Last week my brother posted a rebus even more gnomic than usual. The name spelled out in pictures is Piero della Francesca, the 15th-century Italian master. The post was prompted, he told me, by a rereading of “Piero della Francesca,” the only essay in Zbigniew Herbert’s Barbarian in the Garden devoted to a single artist. Herbert is the most civilized of poets. When friends ask him to “tell us what you’ve chosen for yourself, who is the painter closest to your heart, the one you’d never exchange,” Herbert replies, “Piero.”
The first of Piero’s paintings Herbert sees – he calls it a “meeting” -- is "The Nativity" in London at the National Gallery, “an unusual composition full of light and serious joy.” Fortunately for his readers, Herbert was an autodidact of art history, not an academic. His reactions are informed by a deep knowledge of technique but remain essentially emotional, or rather they issue from that place in the sensibility of a civilized person where the emotional, aesthetic and intellectual share space:
“The sensation was similar to my first Van Eyck. It is difficult to define such an aesthetic shock. The picture roots you to one spot. You cannot step back or move closer or (as with modern painting) smell the paint and examine the facture treatment.”
Herbert moves on to Piero’s homeland with typical charm and abruptness:
“Goethe’s wise dictum: `Wer den Dicther will verstehen, muss in Dichters Lande gehen.’ As the fruits of light, paintings should be viewed under the artist’s native sun….Hence the pilgrimage to Piero della Francesca. Since my means were modest, I surrendered to chance and adventure. The story does not follow a chronology so relished by historian.
“Perugia. The sombre town dwells in the green-golden Umbrian landscape.”
Herbert wanders around central Italy, relishing its weather and cultural wealth – and his freedom. His visits came in the immediate wake of the 1956 thaw in the Soviet Bloc. Herbert, a Pole, was in his thirties, still healthy and, like “The Nativity,” “full of light and serious joy.” His essays, unlike most of his poems, are filled with carefully chosen pieces of his life, and we see a chronically under-oxygenated man breathing the fresh air of freedom and culture. Herbert is writing about Piero but it reads like a poetic credo:
“The key to Piero’s mystery: he was one of the most impersonal, supra-individual artists in history. Berenson compares him to the anonymous sculptor of the Parthenon and to Velázquez...The absence of psychological expression unveils the pure artistic movement within mass and light…over the battle of shadows, convulsions and tumult, Piero has erected lucidus ordo – an eternal order of light and balance.”
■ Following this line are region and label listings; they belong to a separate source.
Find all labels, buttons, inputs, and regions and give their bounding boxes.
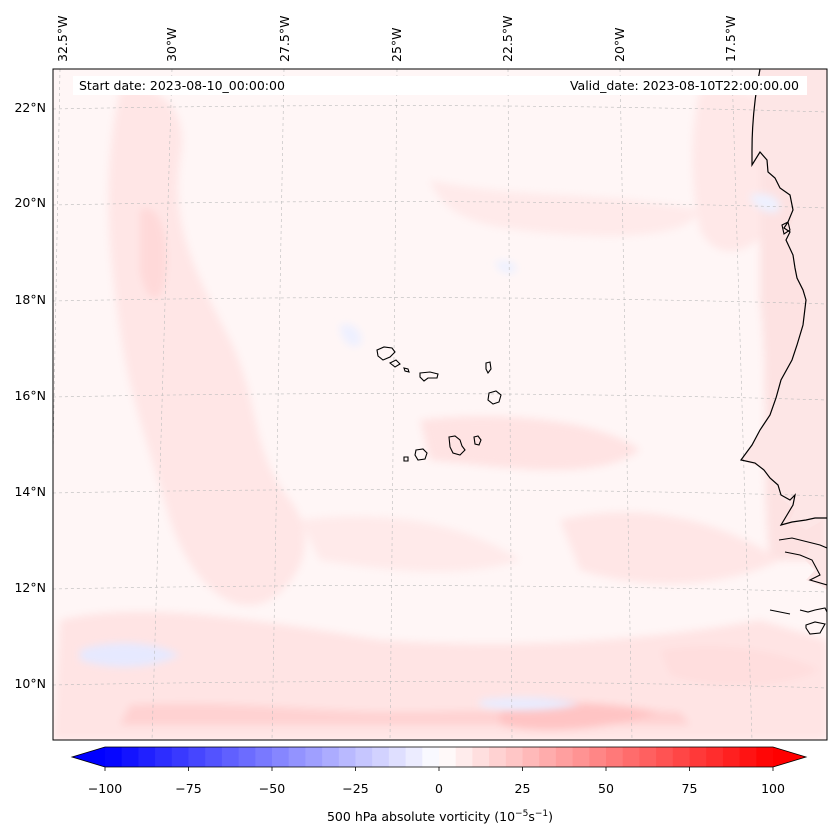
lat-label: 18°N [14, 292, 46, 307]
colorbar-cell [255, 747, 273, 767]
lon-label: 25°W [389, 27, 404, 62]
colorbar-cell [622, 747, 640, 767]
colorbar-cell [338, 747, 356, 767]
lon-label: 27.5°W [277, 16, 292, 62]
graticule [53, 69, 827, 740]
colorbar-cell [472, 747, 490, 767]
colorbar-cell [489, 747, 507, 767]
lat-label: 16°N [14, 388, 46, 403]
colorbar-cell [656, 747, 674, 767]
lat-label: 22°N [14, 100, 46, 115]
colorbar-cell [388, 747, 407, 767]
lat-label: 20°N [14, 195, 46, 210]
colorbar-extend-min [72, 747, 105, 767]
colorbar-cell [205, 747, 223, 767]
colorbar-tick-label: 75 [682, 781, 698, 796]
colorbar-cell [188, 747, 206, 767]
colorbar-ticks: −100 −75 −50 −25 0 25 50 75 100 [88, 767, 785, 796]
valid-date: Valid_date: 2023-08-10T22:00:00.00 [570, 78, 799, 93]
colorbar-cell [539, 747, 557, 767]
colorbar-tick-label: 25 [515, 781, 531, 796]
colorbar-cells [72, 747, 806, 767]
colorbar-cell [639, 747, 657, 767]
colorbar-cell [238, 747, 256, 767]
colorbar-cell [272, 747, 290, 767]
colorbar-cell [355, 747, 373, 767]
colorbar-label: 500 hPa absolute vorticity (10−5s−1) [327, 809, 553, 824]
africa-coastline [739, 69, 827, 526]
colorbar-cell [138, 747, 156, 767]
colorbar-tick-label: −25 [342, 781, 368, 796]
colorbar-tick-label: −100 [88, 781, 122, 796]
lon-label: 20°W [612, 27, 627, 62]
vorticity-field [53, 69, 827, 740]
colorbar-cell [689, 747, 707, 767]
colorbar-cell [439, 747, 457, 767]
lat-label: 10°N [14, 676, 46, 691]
colorbar-cell [322, 747, 340, 767]
colorbar-cell [288, 747, 306, 767]
colorbar-cell [455, 747, 473, 767]
colorbar: −100 −75 −50 −25 0 25 50 75 100 500 hPa absolute… [70, 746, 808, 824]
colorbar-extend-max [773, 747, 806, 767]
colorbar-cell [155, 747, 173, 767]
cape-verde-islands [376, 346, 502, 462]
colorbar-cell [722, 747, 741, 767]
colorbar-cell [756, 747, 774, 767]
colorbar-cell [105, 747, 123, 767]
colorbar-cell [672, 747, 690, 767]
colorbar-cell [422, 747, 440, 767]
colorbar-cell [606, 747, 624, 767]
lat-label: 14°N [14, 484, 46, 499]
colorbar-cell [706, 747, 724, 767]
colorbar-cell [221, 747, 240, 767]
colorbar-tick-label: −75 [175, 781, 201, 796]
colorbar-cell [372, 747, 390, 767]
colorbar-cell [572, 747, 590, 767]
lat-label: 12°N [14, 580, 46, 595]
colorbar-cell [171, 747, 189, 767]
colorbar-cell [121, 747, 139, 767]
colorbar-cell [589, 747, 607, 767]
lon-label: 32.5°W [55, 16, 70, 62]
colorbar-cell [305, 747, 323, 767]
colorbar-tick-label: −50 [259, 781, 285, 796]
colorbar-cell [405, 747, 423, 767]
colorbar-tick-label: 50 [598, 781, 614, 796]
colorbar-cell [555, 747, 574, 767]
lon-label: 22.5°W [500, 16, 515, 62]
colorbar-tick-label: 0 [435, 781, 443, 796]
colorbar-tick-label: 100 [761, 781, 785, 796]
lon-label: 30°W [164, 27, 179, 62]
lon-label: 17.5°W [723, 16, 738, 62]
colorbar-cell [522, 747, 540, 767]
colorbar-cell [505, 747, 523, 767]
start-date: Start date: 2023-08-10_00:00:00 [79, 78, 285, 93]
colorbar-cell [739, 747, 757, 767]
In his collection Shocked Stars (2006), the Australian poet William Rush includes an homage to Piero with a title borrowed from for one of the artist’s most vividly human works, “Madonna del Parto.”
“Piero’s mother also waited here
in Monterchi for her son. He would
walk, as we are walking, past
lines of walnut and olive, noting the
axis of tiled roof and cypress,
leaving his pastel, most serene
saints, scattered over Umbria.”
This is pleasing but thin and sentimental, the opposite of Herbert’s earthy account of the same painting:
“It is certainly one of paintings most provocative Madonnas. Her hair, pressed to her skull, uncovers large ears. She has a sensual neck and full arms, a straight nose and a hard, swollen mouth. Her eyes are lowered, her eyelids drawn over black pupils which stare into her body. She wears a simple, high-waisted dress open from breast to knees. Her left hand rests on a hip, a country bridesmaid’s gesture; the right hand touches her belly but without a trace of licentiousness, as though touching a mystery. Piero has painted for the Monterchi peasants the tender, eternal secret of every mother. Two angels briskly draw aside the drapery like a stage curtain.”
Never has the Virgin seemed so human, so womanly and motherly, so like a Polish peasant. Everyone who has ever lived with a pregnant woman will recognize the stance Piero paints and Herbert describes – one arm akimbo, the other holding her belly “as though touching a mystery.” Herbert, who practiced no religion and had both Christian and Jewish forbears, enthusiastically embraces a great Christian artist who, like him, was “one of the most impersonal, supra-individual artists in history.” Near the end of the essay Herbert writes:
“It is impossible to place him in a romance. He hides so thoroughly behind his painting and frescoes that one cannot invent his private life, his loves and friendships, his ambitions, his passion and grief. He has received the greatest act of mercy by absent-minded history, which mislays documents and blurs all traces of life. If he still endures, it is not through anecdotes of the miseries of his life, his madness, his successes and failures. His entire being is in his oeuvre.”